# embed-text-doc2vec

based on https://medium.com/@mishra.thedeepak/doc2vec-simple-implementation-example-df2afbbfbad5

first, let's install some dependencies. a guide to doing this: https://jakevdp.github.io/blog/2017/12/05/installing-python-packages-from-jupyter/

In [1]:
# Install a conda package in the current Jupyter kernel
import sys
!conda install --yes --prefix {sys.prefix} gensim nltk

Fetching package metadata .........
Solving package specifications: .

# All requested packages already installed.
# packages in environment at /Users/m/anaconda3/envs/parse-html:
#
gensim                    2.3.0               np113py36_0  
nltk                      3.2.4                    py36_0  


In [1]:
#Import all the dependencies
from gensim.models.doc2vec import Doc2Vec, TaggedDocument
from nltk.tokenize import word_tokenize

Let’s prepare data for training our doc2vec model

In [2]:
data_dir = '../../data/'

# our list of documents
data = []

In [3]:
import glob
txt_files = glob.glob(f"{data_dir}/*.txt")
print(len(txt_files))

141


In [4]:
# should an example of just the filename without the path
txt_files[0][11:]

'Trieu et al. - 2017 - News Classification from Social Media Using Twitte.txt'

In [5]:
for file in txt_files:
    with open(file, 'r', encoding="utf-8") as file:
        currentText = file.read()
        data.append(currentText)
        file.close()

print(len(data))

141


In [6]:
from random import randrange
random_index = randrange(len(data)-1)

# print the first 1000 characters of a random document from our corpus
print(data[random_index][0:1000])

This article has been accepted for publication in a future issue of this journal, but has not been fully edited. Content may change prior to final publication. Citation information: DOI 10.1109/TKDE.2016.2557324, IEEE
Transactions on Knowledge and Data Engineering
IEEE TRANSACTIONS ON KNOWLEDGE AND DATA ENGINEERING, VOL. 11, NO. 12, 2015

1

Interactive Visualization
of Large Data Sets
Parke Godfrey ∗ , Jarek Gryz ∗ , Piotr Lasek ∗ †
{godfrey, jarek, plasek}@cse.yorku.ca
York University, Canada ∗
Rzeszów University, Poland †
Abstract—Visualization provides a powerful means for data analysis. But to be practical, visual analytics tools must support smooth
and flexible use of visualizations at a fast rate. This becomes increasingly onerous with the ever-increasing size of real-world datasets.
First, large databases make interaction more difficult once query response time exceeds several seconds. Second, any attempt to show
all data points will overload the visualization, resulting in ch

In [7]:
tagged_data = [TaggedDocument(words=word_tokenize(_d.lower()), 
    tags=[str(i)]) for i, _d in enumerate(data)]

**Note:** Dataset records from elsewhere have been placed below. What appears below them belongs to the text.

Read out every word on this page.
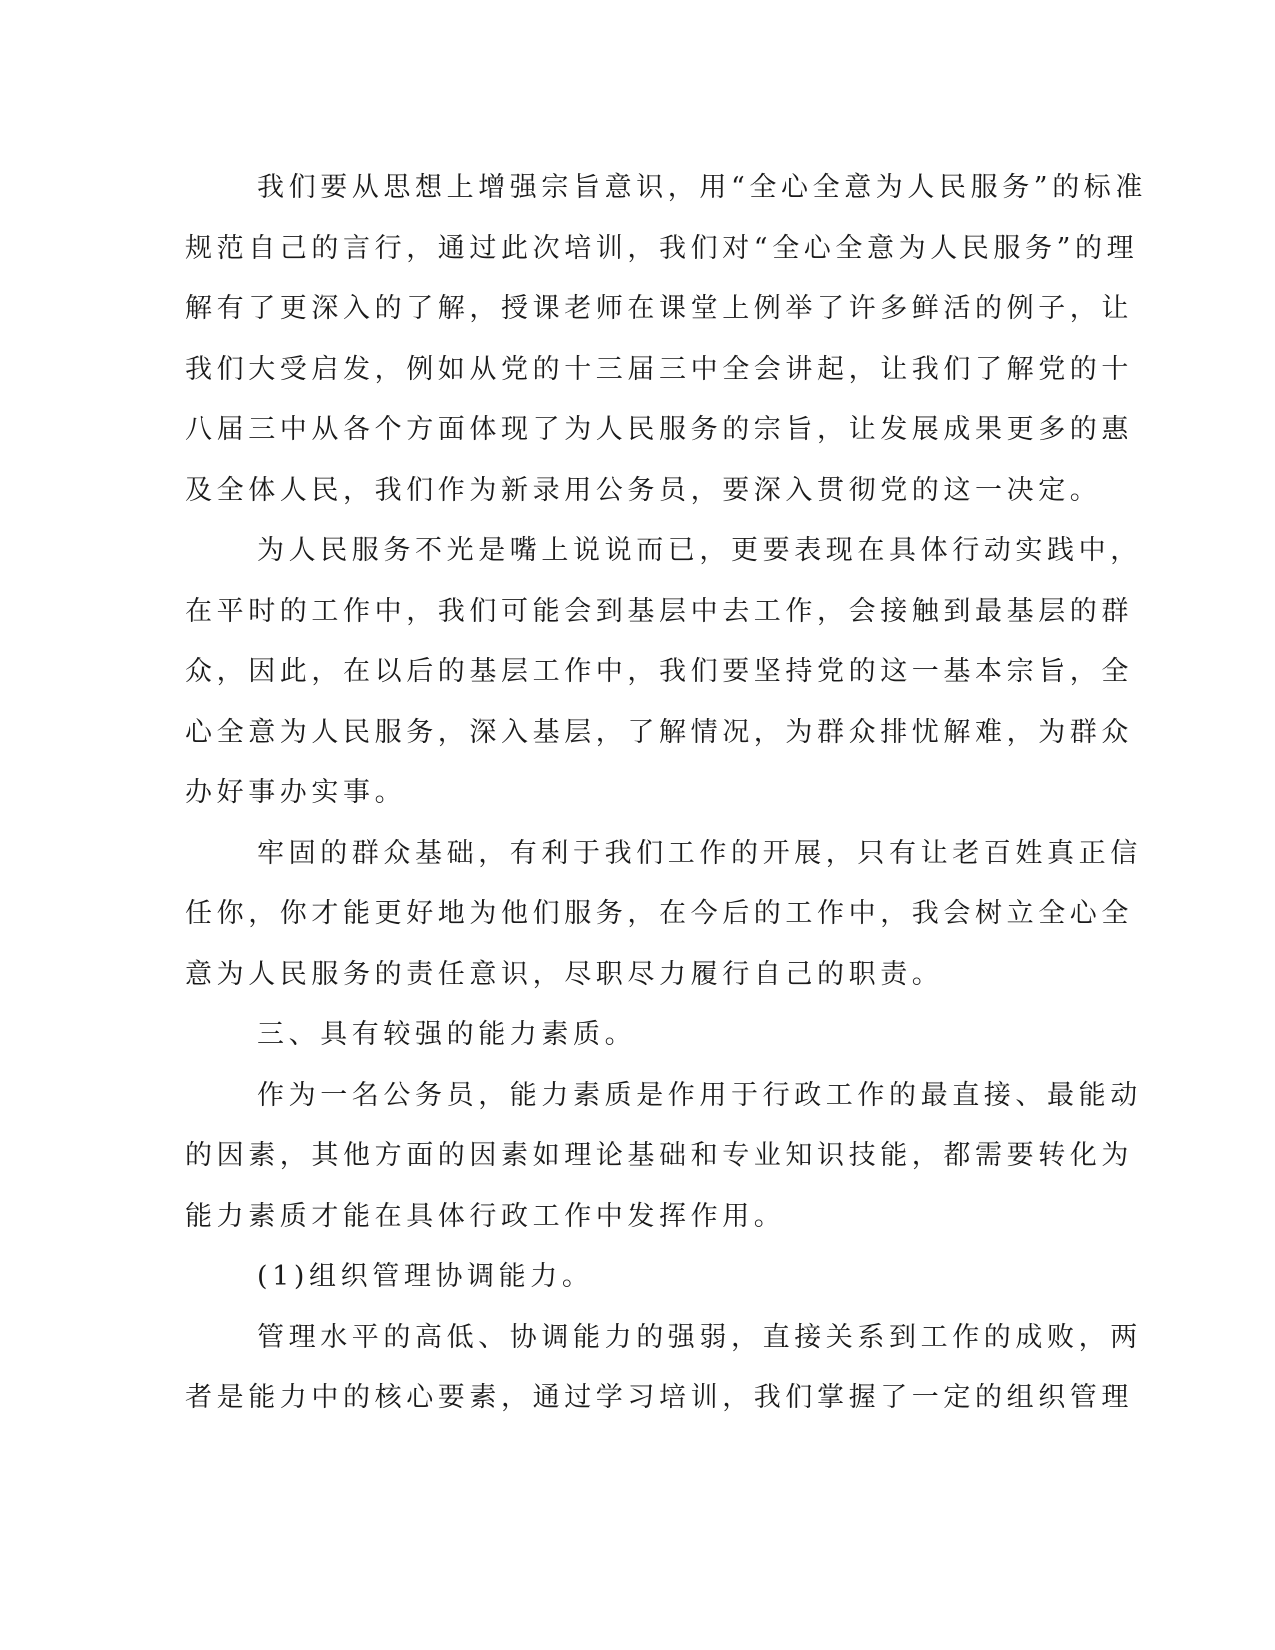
我们要从思想上增强宗旨意识，用“全心全意为人民服务”的标准
规范自己的言行，通过此次培训，我们对“全心全意为人民服务”的理
解有了更深入的了解，授课老师在课堂上例举了许多鲜活的例子，让
我们大受启发，例如从党的十三届三中全会讲起，让我们了解党的十
八届三中从各个方面体现了为人民服务的宗旨，让发展成果更多的惠
及全体人民，我们作为新录用公务员，要深入贯彻党的这一决定。
为人民服务不光是嘴上说说而已，更要表现在具体行动实践中，
在平时的工作中，我们可能会到基层中去工作，会接触到最基层的群
众，因此，在以后的基层工作中，我们要坚持党的这一基本宗旨，全
心全意为人民服务，深入基层，了解情况，为群众排忧解难，为群众
办好事办实事。
牢固的群众基础，有利于我们工作的开展，只有让老百姓真正信
任你，你才能更好地为他们服务，在今后的工作中，我会树立全心全
意为人民服务的责任意识，尽职尽力履行自己的职责。
三、具有较强的能力素质。
作为一名公务员，能力素质是作用于行政工作的最直接、最能动
的因素，其他方面的因素如理论基础和专业知识技能，都需要转化为
能力素质才能在具体行政工作中发挥作用。
(1)组织管理协调能力。
管理水平的高低、协调能力的强弱，直接关系到工作的成败，两
者是能力中的核心要素，通过学习培训，我们掌握了一定的组织管理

Here we have a list of four sentences as training data. Now I have tagged the data and its ready for training. Lets start training our model.

In [8]:
max_epochs = 100
vec_size = 20
alpha = 0.025
model = Doc2Vec(size=vec_size,
                alpha=alpha,
                min_alpha=0.00025,
                min_count=1,
                dm=1)

In [9]:
model.build_vocab(tagged_data)

In [None]:
for epoch in range(max_epochs):
    print ('iteration {0}'.format(epoch))
    model.train(tagged_data,
                total_examples=model.corpus_count,
                epochs=model.iter)
    # decrease the learning rate
    model.alpha -= 0.002
    # fix the learning rate, no decay
    model.min_alpha = model.alpha
    
model.save("d2v.model")
print("Model d2v.model Saved")

iteration 0
iteration 1
iteration 2
iteration 3
iteration 4
iteration 5
iteration 6
iteration 7


Note: dm defines the training algorithm. If dm=1 means ‘distributed memory’ (PV-DM) and dm =0 means ‘distributed bag of words’ (PV-DBOW). Distributed Memory model preserves the word order in a document whereas Distributed Bag of words just uses the bag of words approach, which doesn’t preserve any word order.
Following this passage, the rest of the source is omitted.